The Labour term devolution comes probably closer to what is meant here but, more importantly, this fundamental sea change in British politics would indeed only return to the people what the Hegelian progressives once usurped.

5 thoughts on “Progress the conservative way?”

  1. Posted 02/11/2010 at 15:44 | Permalink

    I don’t think ‘devolution’ is really the term we’re looking for. Devolution is problematic for two reasons i) it has certain connotations connected with devolution of the Union so is likely to alientate many who oppose that and ii) it usually refers to what is known in the EU as subsidiarity – that powers should be exercised at the lowest possible level. In the UK this usually means at a local rather than national level. The problem is that this does not address the question of whether powers should actually be exercised by any governing authority (e.g. whether GPs or PCTs should commission healthcare ignores the question of whether there should be an NHS at all).
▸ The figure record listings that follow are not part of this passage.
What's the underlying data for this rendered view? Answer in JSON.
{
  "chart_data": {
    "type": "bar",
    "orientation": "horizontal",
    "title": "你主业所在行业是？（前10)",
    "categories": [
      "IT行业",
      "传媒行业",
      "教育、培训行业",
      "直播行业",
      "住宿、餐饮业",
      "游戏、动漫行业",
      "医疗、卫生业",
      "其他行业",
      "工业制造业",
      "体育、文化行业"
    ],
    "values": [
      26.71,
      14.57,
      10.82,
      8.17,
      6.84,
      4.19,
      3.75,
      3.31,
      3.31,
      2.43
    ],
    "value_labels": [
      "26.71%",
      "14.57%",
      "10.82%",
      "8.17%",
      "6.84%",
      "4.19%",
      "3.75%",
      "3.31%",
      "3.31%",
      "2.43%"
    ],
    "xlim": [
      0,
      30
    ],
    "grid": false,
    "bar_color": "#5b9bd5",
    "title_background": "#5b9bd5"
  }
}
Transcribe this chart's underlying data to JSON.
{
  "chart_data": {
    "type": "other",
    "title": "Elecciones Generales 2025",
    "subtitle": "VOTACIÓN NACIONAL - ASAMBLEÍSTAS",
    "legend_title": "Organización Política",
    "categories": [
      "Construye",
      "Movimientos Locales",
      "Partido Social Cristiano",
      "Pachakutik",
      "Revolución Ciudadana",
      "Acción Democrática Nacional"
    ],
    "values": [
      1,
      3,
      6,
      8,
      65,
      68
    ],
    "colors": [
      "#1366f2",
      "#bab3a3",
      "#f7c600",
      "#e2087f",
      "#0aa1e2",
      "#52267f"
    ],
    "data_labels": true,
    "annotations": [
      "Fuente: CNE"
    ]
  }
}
  2. Posted 02/11/2010 at 15:49 | Permalink

    Of course, the term ‘progressive’ is entirely misleading because it implies we are progressing towards a known position, thus we can progress towards such a point and regress from it (in Labour eyes this seems to be a point where everyone in society is ‘equal’ – hence their adoption of ‘Spirit Level’ theology, but where factors of production are still privately owned!?!). The term we really need to resurrect in the UK (maybe not the US) is Whig or Whiggish which implies a Hayekian-type libertarianism based on English constitutionalism and the Common Law tradition.

  3. Posted 02/11/2010 at 20:34 | Permalink

    The Conservatives have taken to using the term ‘progressive’ for two reasons. First, it is a virtuous term that can stand on its own with no need for qualification: one can be in favour of progress without having to state what one is progressing towards or seeking to achieve. Second, it is a deliberate attempt at rebranding by taking the term dearest to the left and adopting it as a core belief. Just as Blair took on some of the terms of Thatcherism, so Cameron is adopting some of the New Labour jargon. This both disarms and infuriates the left while giving the impression that they represent the future rather than the past.

  4. Posted 03/11/2010 at 03:40 | Permalink

    Progressive (like ‘liberal’) is a loaded term, whose political connotations imply far more than its etymological denotation.

    There is a Whiggish strand toward greater individual liberty which in American parlance—at least since the late 19th century—equated to greater powers for the State: the end being not freedom but egalitarianism; equality, not of opportunity, but of result (see my links in this IEA comment.

    I believe Disraeli and Sir John A. Macdonald spoke of progressive conservatism, but in the context of a broader view of the ‘night-watchman state’, not of the ‘social democratic’ policies espoused by soi-disant contemporaries.

  5. Posted 03/11/2010 at 12:36 | Permalink

    To get my two pence in also please do not take the term Progressive Conservatives in the UK out of context.

    We at the are the classical liberal grouping of the Conservative Party. Influences include the Austrian School of Economics, minimal state interference, lifestyle freedoms and a complete commitment to the free market.